The Oxford comma is having its moment in the spotlight in recent news, after it was used to clinch a legal case in favor of the five drivers in O’Connor v. Oakhurst Dairy who, according to the interpretation of policy in the absence of the comma, were therefore found to be eligible for overtime pay. And grammar geeks on the side of the Oxford comma have been rejoicing.

The policy in question in the Oakhurst Dairy case.

But what the Oxford comma news provides is an example of how the simplest punctuation can completely change an interpretation of a statement, something not only grammar geeks have known for a long time, but especially recognized by literary scholars and those of us at the William Blake Archive working with the digital transcription of Blake’s illuminated texts and manuscripts. Is that a comma, or a period? An apostrophe, or a random mark on the material of the paper?

Currently, as an editorial assistant with the William Blake Archive, I aid with checking spelling and spelling errors in digitized issues of Blake: An Illustrated Quarterly. I will occasionally come across alternative spellings that appear in the figure transcription of an image in the digitized issue brought in from the William Blake Archive. It is always a reminder of my earlier duties when I helped with image markup and transcription. I remember an occasion where a group of editorial assistants, working with Blake Archive Team South (BATS) at UNC Chapel Hill, surrounded the workstation of former assistant Sarah Shaw, to see if we could help her figure out an answer to her question about transcribing a punctuation mark: “Is that a comma, or a period?”

Revisiting this editorial work we do at the archive inspired a conversation with Joe Viscomi about the editorial principles used in work with Blake. What we do at the archive in transcribing Blake’s text from the “source” is to create a diplomatic text, a text which corresponds accurately to how the text is presented in one copy—and one copy only. This serves a different purpose from the two major Blake reference texts: Sir Geoffrey Keynes provides a reading text, wherein the editorial principle is to silently “clean up” the text to make it easier for reading, whereas David Erdman’s text is an eclectic text, or an ideal text, which is closer to Blake’s actual text in that it takes the “average” of the multiple copies of a work to make editorial decisions for the transcription. At the archive, we make a decision on whether a mark is a comma or a period based on how the mark looks in a particular copy of a particular work, and not how it functions. If the mark has a tail, for example, we transcribe it as a comma rather than as a period, whether it is grammatically correct or not.

In our diplomatic transcriptions at the archive, then, we make the call, but the beauty of the archive is that readers and users are able to check the image as well, and if they disagree, they can check for themselves. If a reader wants to challenge or contest a comma–or any of the punctuation marks we transcribe–that clearly makes no grammatical sense, they can do so, much in the way that lawyers challenged the meaning of a policy by noting that a comma was missing. This is something that all readers of Blake encounter, and we here at the archive give readers the opportunity to see this first hand—the presence or absence of punctuation, and how that can change the meaning of the text. It is another tool we hope to provide readers to be able to pursue interpretive questions if they choose.

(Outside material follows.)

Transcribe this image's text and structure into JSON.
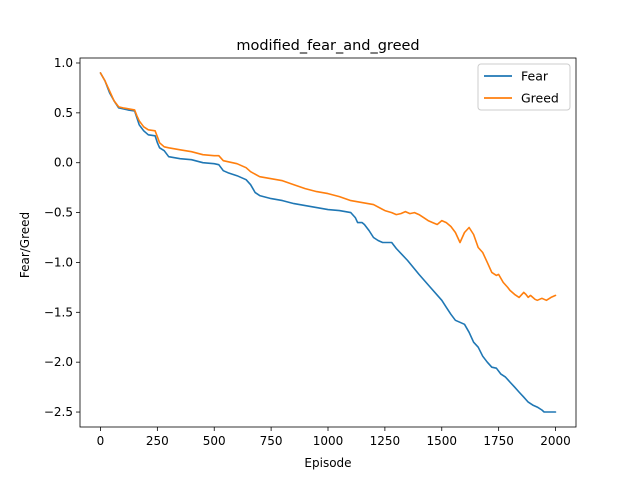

As a case in point in our very own Blake: An Illustrated Quarterly: an article by Justin Van Kleeck on “Blake’s Four…‘Zoa’s’?” in Vol. 39, issue 1, leading to a series of discussion posts in Vol. 39, issue 4 (2006) [see here and here], in which a debate is held about a perceived apostrophe that may or may not appear in the title of The Four Zoa[’]s and the interpretative changes that occur from that possibility.

The title of The Four Zoa[‘]s from The William Blake Archive.

It reminds me that editorial work in transcription in digital projects are most productive when in dialogue with the scholarly research that approaches the same questions about textual interpretation—that editorial work so often can itself be interpretive, evaluative work with implications both for humanities scholarship and the world outside of academe. To pay attention to something so seemingly small as an Oxford comma, or a rogue apostrophe, reflects on the work many of us do as humanities scholars, who understand the care with which language can be nuanced.

 

Visions of the Daughters of Albion, copy A, object 3, from The William Blake Archive.